The fishings to which the appellants laid claim were two in number. The eastmost one was called “Low Water Fishings,” and the other was situated ex adverso of those portions of the lands of Inverdovat, called in the plan Wellgate, and in another place, “Welgate,” and “Pluck the Crow.”

The respondents, on the other hand, maintained that the appellants had shown no right to these fishings; and, further, that they were part of the fishings of Broadheugh, and of that marked “W. Gordon's fishings” on the plan, now belonging to the respondent, Mr Stewart.

But the appellants argued, 1. That there was a general right of salmon fishing annexed to their lands of Inverdovat,

Page: 103

and which, consequently, must give them a right to fish ex adverso of every portion of the same, except in so far as their general right is limited by special grants in favour of the respondent, and his authors; and, 2. That the fishings of Broadheugh, and the fishing marked “W. Gordon's fishings,” belonging to the respondent, were limited in their nature, and did not comprehend those particular fishings claimed by the appellants. Besides, the appellants' right to make those operations on the quay of Newport harbour (which the respondent has been found entitled to prevent), is beyond all doubt, and did not interfere with the respondents' fishings.

June 30, 1810.

The title-deeds of the appellants did not contain any grant from the Crown express of salmon fishing. Their titles contained only the general conveyance of fishings, but this, they contended, together with forty years' possession of salmon fishings ex adverso of their lands, was, in the law of Scotland, sufficient to entitle them to that right, where there was no express right of salmon fishing in favour of another. The Lord Ordinary ordered a proof of immemorial possession of fishing salmon opposite to their lands, on reporting which the Court pronounced this interlocutor:

“The Lords having advised the state of the conjoined processes, and heard parties' procurators in their own presence in the process of declarator, Find that the pursuer (John Berry) has instructed no right to the salmon fishings claimed by him; therefore sustain the defences, assoilzie the defenders from the conclusions of the summons and decern.
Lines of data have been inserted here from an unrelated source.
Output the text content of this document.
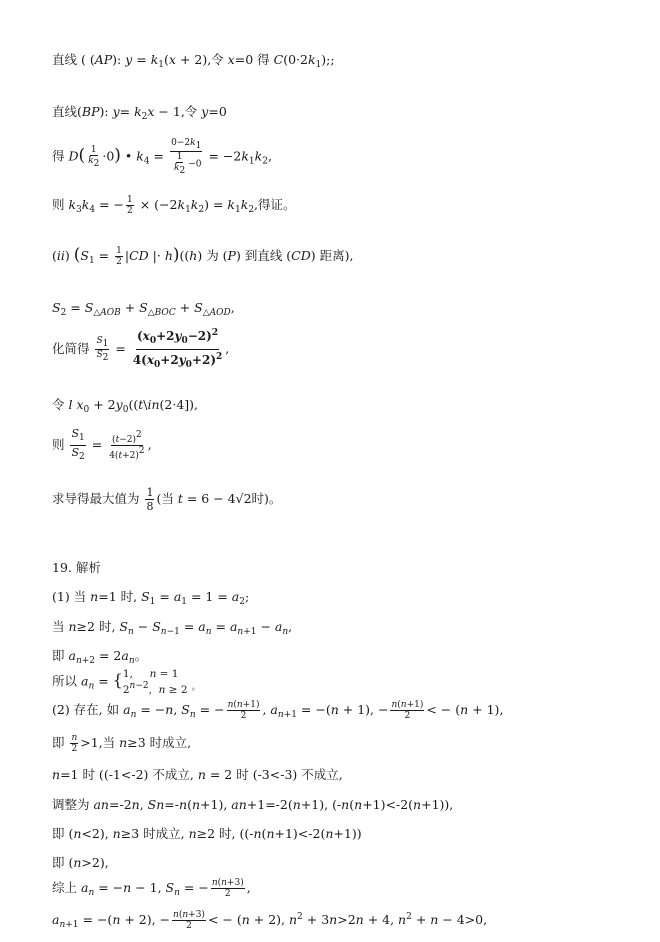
直线 ( (AP): $y = k_1(x + 2)$,令 x=0 得 $C(0\cdot 2k_1)$;;
直线(BP): $y= k_2x - 1$,令 y=0
得 $D( \frac{1}{k2} \cdot 0)$ • $k_4 = \frac{0-2k1}{\frac{1}{k2} -0} = -2k_1k_2$,
则 $k_3k_4$ = − $\frac{1}{2} \times (-2k_1k_2) = k_1k_2$,得证。
(ii) ($S_1 = \frac{1}{2} |CD$ |· h)((h) 为 (P) 到直线 (CD) 距离),
$S_2 = S_{\triangle AOB} + S_{\triangle BOC} + S_{\triangle AOD}$,
化简得 $\frac{S1}{S2} = \frac{(x_0+2y_0-2)^2}{4(x_0+2y_0+2)^2}$ ,
令 l $x_0$ + $2y_0((t\backslash in(2\cdot 4])$,
则 $\frac{S_1}{S_2} = \frac{(t-2)2}{4(t+2)2}$ ,
求导得最大值为 $\frac{1}{8}$ (当 t = 6 − 4√2时)。
19. 解析
(1) 当 n=1 时, $S_1 = a_1 = 1 = a_2$;
当 n≥2 时, $S_n - S_{n-1} = a_n = a_{n+1} - a_n$,
即 $a_{n+2} = 2a_n$。
所以 $a_n$ = { 1,     n = 1
2n−2,  n ≥ 2 $_。$
(2) 存在, 如 $a_n = -n$, $S_n$ = − $\frac{n(n+1)}{2}$ , $a_{n+1} = -(n + 1)$, − $\frac{n(n+1)}{2}$ < − (n + 1),
即 $\frac{n}{2} >1$,当 n≥3 时成立,
n=1 时 ((-1<-2) 不成立, n = 2 时 (-3<-3) 不成立,
调整为 an=-2n, Sn=-n(n+1), an+1=-2(n+1), (-n(n+1)<-2(n+1)),
即 (n<2), n≥3 时成立, n≥2 时, ((-n(n+1)<-2(n+1))
即 (n>2),
综上 $a_n = -n - 1$, $S_n$ = − $\frac{n(n+3)}{2}$ ,
$a_{n+1} = -(n + 2)$, − $\frac{n(n+3)}{2}$ < − (n + 2), $n^2 + 3n>2n + 4$, $n^2 + n - 4>0$,
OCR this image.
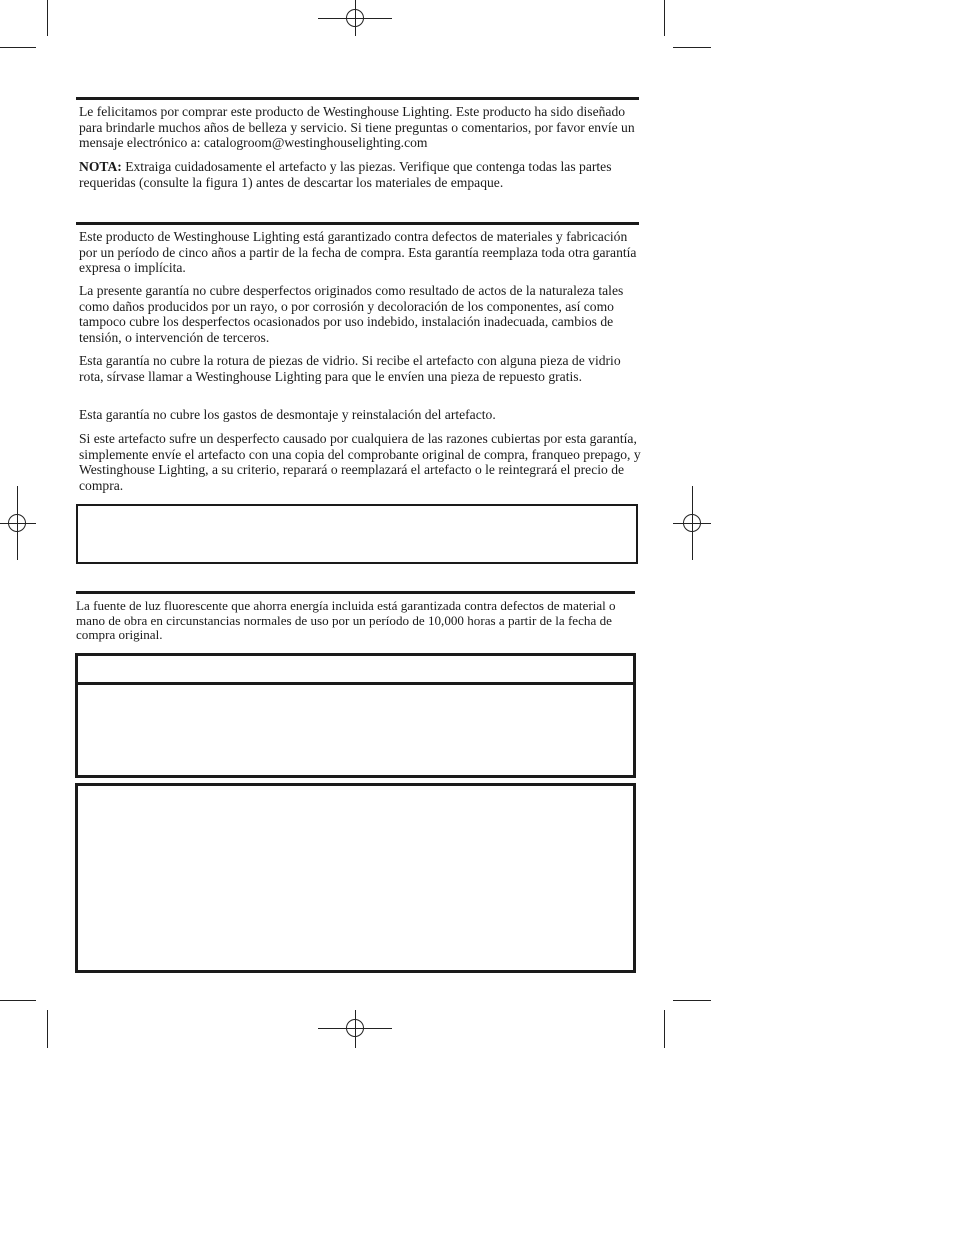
Le felicitamos por comprar este producto de Westinghouse Lighting. Este producto ha sido diseñado para brindarle muchos años de belleza y servicio. Si tiene preguntas o comentarios, por favor envíe un mensaje electrónico a: catalogroom@westinghouselighting.com

NOTA: Extraiga cuidadosamente el artefacto y las piezas. Verifique que contenga todas las partes requeridas (consulte la figura 1) antes de descartar los materiales de empaque.

Este producto de Westinghouse Lighting está garantizado contra defectos de materiales y fabricación por un período de cinco años a partir de la fecha de compra. Esta garantía reemplaza toda otra garantía expresa o implícita.

La presente garantía no cubre desperfectos originados como resultado de actos de la naturaleza tales como daños producidos por un rayo, o por corrosión y decoloración de los componentes, así como tampoco cubre los desperfectos ocasionados por uso indebido, instalación inadecuada, cambios de tensión, o intervención de terceros.

Esta garantía no cubre la rotura de piezas de vidrio. Si recibe el artefacto con alguna pieza de vidrio rota, sírvase llamar a Westinghouse Lighting para que le envíen una pieza de repuesto gratis.

Esta garantía no cubre los gastos de desmontaje y reinstalación del artefacto.

Si este artefacto sufre un desperfecto causado por cualquiera de las razones cubiertas por esta garantía, simplemente envíe el artefacto con una copia del comprobante original de compra, franqueo prepago, y Westinghouse Lighting, a su criterio, reparará o reemplazará el artefacto o le reintegrará el precio de compra.

La fuente de luz fluorescente que ahorra energía incluida está garantizada contra defectos de material o mano de obra en circunstancias normales de uso por un período de 10,000 horas a partir de la fecha de compra original.
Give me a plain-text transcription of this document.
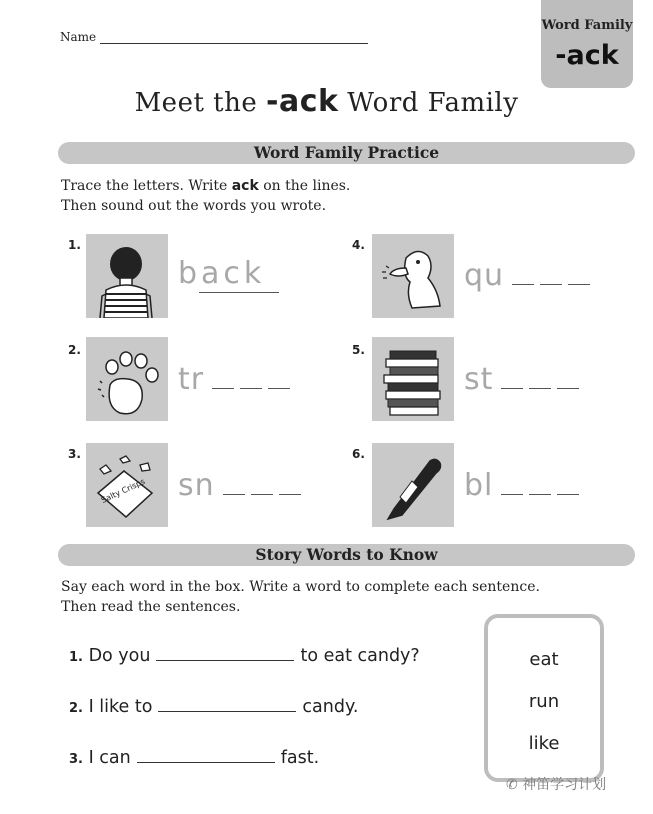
Name
Word Family
-ack
Meet the -ack Word Family
Word Family Practice
Trace the letters. Write ack on the lines.
Then sound out the words you wrote.
1.
back
2.
tr
3.
Salty Crisps sn
4.
qu
5.
st
6.
bl
Story Words to Know
Say each word in the box. Write a word to complete each sentence.
Then read the sentences.
1. Do you	to eat candy?
2. I like to	candy.
3. I can	fast.
eat
run
like
✆ 神笛学习计划
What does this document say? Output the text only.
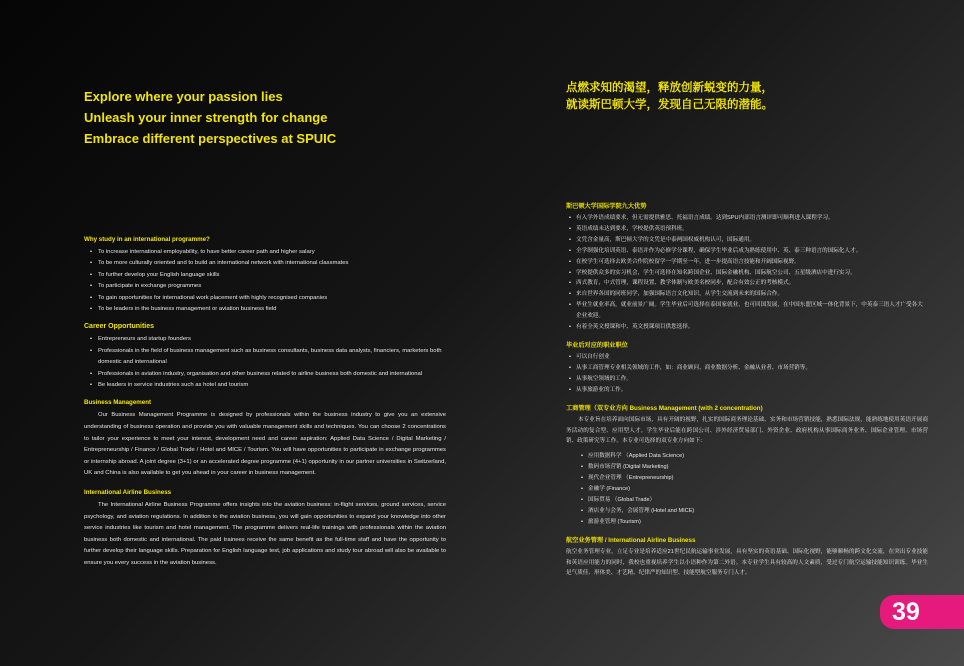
Explore where your passion lies
Unleash your inner strength for change
Embrace different perspectives at SPUIC
Why study in an international programme?
• To increase international employability, to have better career path and higher salary
• To be more culturally oriented and to build an international network with international classmates
• To further develop your English language skills
• To participate in exchange programmes
• To gain opportunities for international work placement with highly recognised companies
• To be leaders in the business management or aviation business field
Career Opportunities
• Entrepreneurs and startup founders
• Professionals in the field of business management such as business consultants, business data analysts, financiers, marketers both domestic and international
• Professionals in aviation industry, organisation and other business related to airline business both domestic and international
• Be leaders in service industries such as hotel and tourism
Business Management

Our Business Management Programme is designed by professionals within the business industry to give you an extensive understanding of business operation and provide you with valuable management skills and techniques. You can choose 2 concentrations to tailor your experience to meet your interest, development need and career aspiration: Applied Data Science / Digital Marketing / Entrepreneurship / Finance / Global Trade / Hotel and MICE / Tourism. You will have opportunities to participate in exchange programmes or internship abroad. A joint degree (3+1) or an accelerated degree programme (4+1) opportunity in our partner universities in Switzerland, UK and China is also available to get you ahead in your career in business management.

International Airline Business

The International Airline Business Programme offers insights into the aviation business: in-flight services, ground services, service psychology, and aviation regulations. In addition to the aviation business, you will gain opportunities to expand your knowledge into other service industries like tourism and hotel management. The programme delivers real-life trainings with professionals within the aviation business both domestic and international. The paid trainees receive the same benefit as the full-time staff and have the opportunity to further develop their language skills. Preparation for English language test, job applications and study tour abroad will also be available to ensure you every success in the aviation business.

点燃求知的渴望，释放创新蜕变的力量，
就读斯巴顿大学，发现自己无限的潜能。
斯巴顿大学国际学院九大优势
• 有入学外语成绩要求，但无需提供雅思、托福语言成绩。达到SPU内部语言测评即可顺利进入课程学习。
• 英语成绩未达到要求，学校提供英语预科班。
• 文凭含金量高，斯巴顿大学的文凭是中泰两国权威机构认可，国际通用。
• 全学制强化培训英语、泰语并作为必修学分课程，确保学生毕业后成为熟练使用中、英、泰三种语言的国际化人才。
• 在校学生可选择去欧美合作院校留学一学期至一年，进一步提高语言技能和开阔国际视野。
• 学校提供众多的实习机会，学生可选择在知名跨国企业、国际金融机构、国际航空公司、五星级酒店中进行实习。
• 西式教育，中式管理，课程设置、教学体制与欧美名校同步，配合有效公正的考核模式。
• 来自世界各国的同班同学，加强国际语言文化知识，从学生交流到未来的国际合作。
• 毕业生就业率高，就业前景广阔。学生毕业后可选择在泰国家就业，也可回国发展，在中国东盟区域一体化背景下，中英泰三语人才广受各大企业欢迎。
• 有着全英文授课和中、英文授课项目供您选择。
毕业后对应的职业职位
• 可以自行创业
• 从事工商管理专业相关领域的工作，如：商业顾问、商业数据分析、金融从业者、市场营销等。
• 从事航空领域的工作。
• 从事旅游业的工作。
工商管理（双专业方向 Business Management (with 2 concentration)

本专业旨在培养面向国际市场，具有开阔的视野，扎实的国际商务理论基础、实务和市场营销技能，熟悉国际法规，能熟练地使用英语开展商务活动的复合型、应用型人才。学生毕业后能在跨国公司、涉外经济贸易部门、外资企业、政府机构从事国际商务业务、国际企业管理、市场营销、政策研究等工作。本专业可选择的双专业方向如下：

• 应用数据科学 （Applied Data Science)
• 数码市场营销 (Digital Marketing)
• 现代企业管理 （Entrepreneurship)
• 金融学 (Finance)
• 国际贸易 （Global Trade）
• 酒店业与会务，会展管理 (Hotel and MICE)
• 旅游业管理 (Tourism)
航空业务管理 / International Airline Business

航空业务管理专业，立足专业是培养适应21世纪民航运输事业发展，具有坚实的英语基础、国际化视野，能够顺畅的跨文化交流，在突出专业技能和英语应用能力的同时，我校也重视培养学生以小语种作为第二外语。本专业学生具有较高的人文素质，受过专门航空运输技能知识训练。毕业生是气质佳、形体美、才艺精、纪律严的知识型、技能型航空服务专门人才。

39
And in the two processes of suspension and interdict, at the instance of Mr Berry, find the letters orderly proceeded and decern; find Mr Berry liable in expenses in the said process of declarator, and the said two processes of suspension, and that to both classes of defenders and chargers; appoint an account to be given in, and remit to the auditor to tax the same; but supersede extract,” &c.

The Court also, in the suspensions and interdict which had reference to the appellants erecting, on their own property, new quays or piers, opposite to Newport, and to prevent them from proceeding with these as injurious to the respondents' fishings of Broadheugh of same date, suspended the letters simpliciter. On reclaiming petition the Court adhered.

July 6, 1810.

Against these interlocutors the present appeal was brought. After hearing counsel,

It was ordered and adjudged, that the interlocutors complained of be, and the same are hereby affirmed, save so

Page: 104

far as they relate to the erecting of the new pier at Newport harbour. And it is further ordered, that the cause be remitted to the Court of Session, to review the interlocutors, so far as they relate to such pier.

Counsel: For the Appellants, John Clerk, Jas. L'Amy.
For the Respondents, Sir Saml. Romilly, J. Moncrieff.

Note.—Unreported in the Court of Session.